Bom humor
Perdemos o Papa Francisco, um líder que ria e possuía leveza e jovialidade. Perdemos muito. Dentre os últimos papas, à exceção do imbatível João XXIII, Francisco foi o que mais riu, não obstante a pesada carga de chefiar a Igreja. Pesos à parte, por onde anda o bom humor?
O humorista e moralista francês Nicolas Chamfort (1741–1794) escreveu que “Um dia sem rir é um dia perdido” (e não por acaso escreveu um “Elogio de Molière”). Posteriormente, seu conterrâneo o filósofo e jornalista Alain (1868–1951) não deixou por menos: “Se eu tivesse, por acaso, de escrever um tratado de moral, eu poria o bom humor no primeiro plano dos deveres”. Marcel Proust (1871–1922) embebeu de cenas e comentários hilários o seu imortal romance. Cervantes com seu Quixote é consabidamente uma antologia universal do humor; inspirado no espanhol, o inglês Dickens deixou páginas imortais. Nosso Machado de Assis empunhava a “pena da galhofa”. E Eça de Queirós aconselhava: “Passe-se sete vezes uma gargalhada em volta de uma instituição que ela ruirá”.
Por estes dias, o jornalista Eduardo Affonso, num artigo intitulado “Apertem os cintos: o humor sumiu” (“O Globo”), tocou num ponto sociologicamente sensível: a atual escassez de humor em mídias como a TV aberta e os periódicos em geral.
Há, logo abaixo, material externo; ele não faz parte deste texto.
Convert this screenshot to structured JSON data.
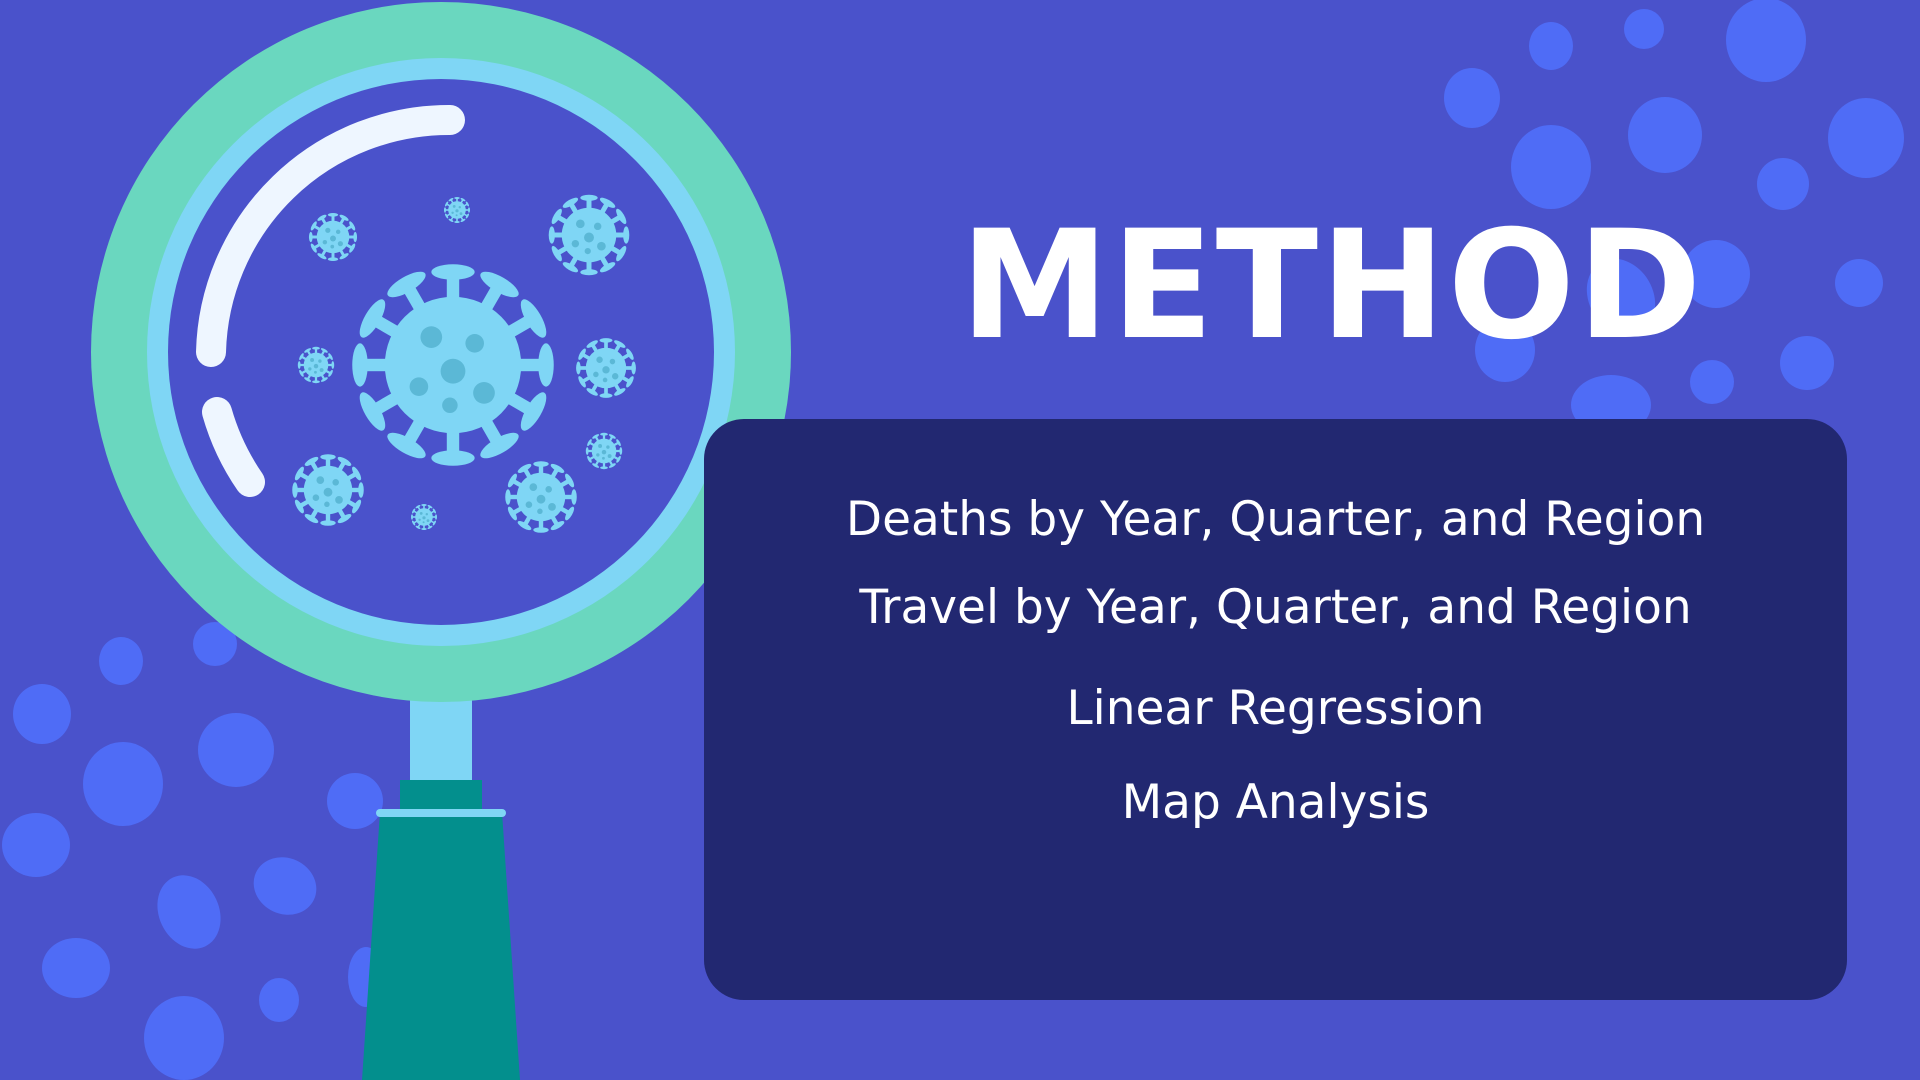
{
  "slide": {
    "title": "METHOD",
    "items": [
      "Deaths by Year, Quarter, and Region",
      "Travel by Year, Quarter, and Region",
      "Linear Regression",
      "Map Analysis"
    ]
  },
  "icons": {
    "illustration": "magnifying-glass-virus-icon",
    "decoration": "bubble-dots"
  },
  "colors": {
    "background": "#4a52cb",
    "panel": "#222871",
    "text": "#ffffff",
    "dots": "#4f6cf6",
    "rim": "#6ad7bf",
    "ring": "#7fd6f5",
    "handle": "#038f8d",
    "virus": "#7fd6f5"
  }
}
Logo no início de seu texto, anota com pertinência: “Imbuídos das melhores intenções do politicamente correto, ao jogarem fora a água do banho (o racismo recreativo, a ridicularização de minorias sexuais, a desumanização de pessoas com deficiência, a objetificação da mulher, etc.), descartaram também a bacia, o bebê, o berço e a babá”. Evidentemente, nem Affonso nem nós desejamos o retorno de piadas ofensivas e preconceituosas. A rigor, estamos em busca do riso e da moderação perdidos.
“Uma metade de mim zomba da outra”, escreveu outro francês: Joubert (1754–1824), lembrando que, para sermos justos, temos que começar a rir de nós mesmos. “Rir é o melhor remédio”, diz velho ditado, daí que nos poupe visitas à farmácia e aos médicos. As novas descobertas científicas não deixam dúvida: rir, de fato, faz bem à saúde. Mas o que vemos em torno, embora longe de um impossível óbito, é que esse “remédio” tem estado muito doente!
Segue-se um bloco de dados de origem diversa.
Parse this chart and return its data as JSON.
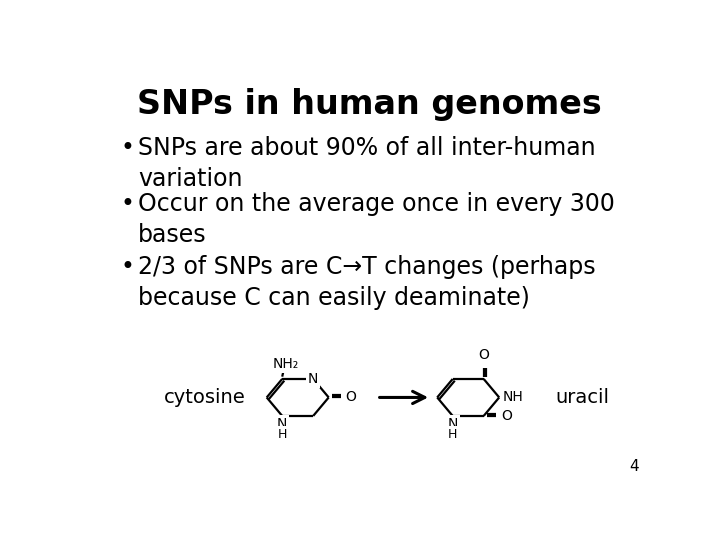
{
  "title": "SNPs in human genomes",
  "title_fontsize": 24,
  "title_fontweight": "bold",
  "bullet_fontsize": 17,
  "bullets": [
    "SNPs are about 90% of all inter-human\nvariation",
    "Occur on the average once in every 300\nbases",
    "2/3 of SNPs are C→T changes (perhaps\nbecause C can easily deaminate)"
  ],
  "cytosine_label": "cytosine",
  "uracil_label": "uracil",
  "slide_number": "4",
  "background_color": "#ffffff",
  "text_color": "#000000",
  "label_fontsize": 14,
  "slide_num_fontsize": 11,
  "chem_fontsize": 10
}
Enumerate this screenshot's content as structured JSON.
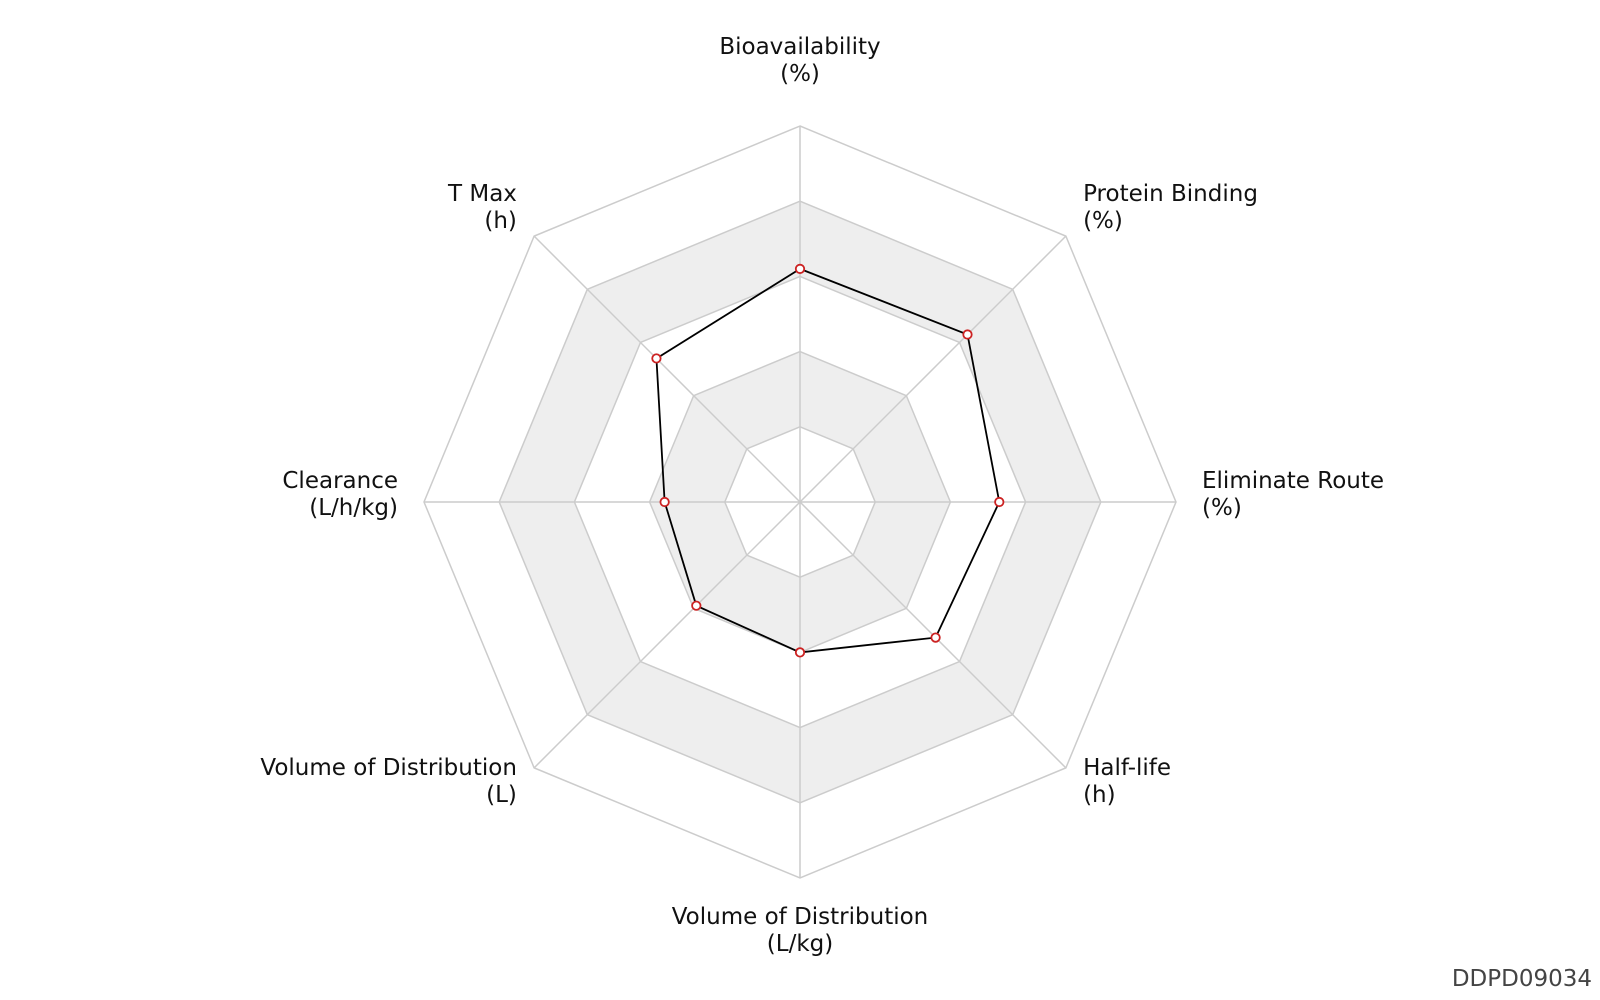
{
  "chart_data": {
    "type": "radar",
    "axes": [
      {
        "name": "Bioavailability",
        "unit": "(%)",
        "value": 0.62
      },
      {
        "name": "Protein Binding",
        "unit": "(%)",
        "value": 0.63
      },
      {
        "name": "Eliminate Route",
        "unit": "(%)",
        "value": 0.53
      },
      {
        "name": "Half-life",
        "unit": "(h)",
        "value": 0.51
      },
      {
        "name": "Volume of Distribution",
        "unit": "(L/kg)",
        "value": 0.4
      },
      {
        "name": "Volume of Distribution",
        "unit": "(L)",
        "value": 0.39
      },
      {
        "name": "Clearance",
        "unit": "(L/h/kg)",
        "value": 0.36
      },
      {
        "name": "T Max",
        "unit": "(h)",
        "value": 0.54
      }
    ],
    "range": [
      0,
      1
    ],
    "rings": 5,
    "colors": {
      "grid": "#cccccc",
      "band": "#eeeeee",
      "line": "#000000",
      "marker": "#cc2222"
    }
  },
  "footer": {
    "id": "DDPD09034"
  }
}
No lugar do melhor humor, o que tem prosperado é o sarcasmo e o escárnio, em especial nas redes sociais, a exemplo do que esbravejam líderes toscos e grosseiros. Primos pobres do riso, subprodutos infelizes de um constante discurso de ódio, eles são manifestações menos inteligentes, e isso porque o sentido é outro e unidirecionado: ser apenas ofensivo e cruel, contentando-se, muitas vezes, em ser uma “lacração”. Numa lacração, como o próprio nome já sugere, “Eu fecho (lacro) a sua boca”, “Eu o deixo em silêncio”, “Eu indiscutivelmente venci”. A lacração é um “estar acima de tudo”, um não mais além. É assim nas redes sociais, onde é preciso estarrecer e calar inimigos reais e imaginários. A “lacração”, convenhamos, é um esmagamento.
O citado jornalista Eduardo Affonso evoca o nosso imbatível Millôr Fernandes: “Fiquem tranquilos: nenhum humorista atira para matar”. Mestre do humor, Millôr talvez hoje estivesse chocado com a medíocre predominância do sarcasmo. Não que um humorista não possa usá-lo, o que não deve é fazer dele um cavalo de batalha. Aprendamos a ser sutis com outro mestre do humor brasileiro: Aparício Torelly (1895–1971), também conhecido como o Barão de Itararé. Mirando os brutamontes fascistas que empastelavam seu jornal no Estado Novo e o enchiam de porrada, o bem-humorado Barão mandou pendurar na porta de seu gabinete uma delicada placa: “Entre sem bater”!
De resto, não sejamos tão pessimistas: também as redes sociais nos proporcionam um divertido e inteligente convívio com humoristas, chargistas e cartunistas do mundo inteiro. À planetária onda obscurantista, eles opõem uma fascinante e divertida onda de resistência. Surfemos.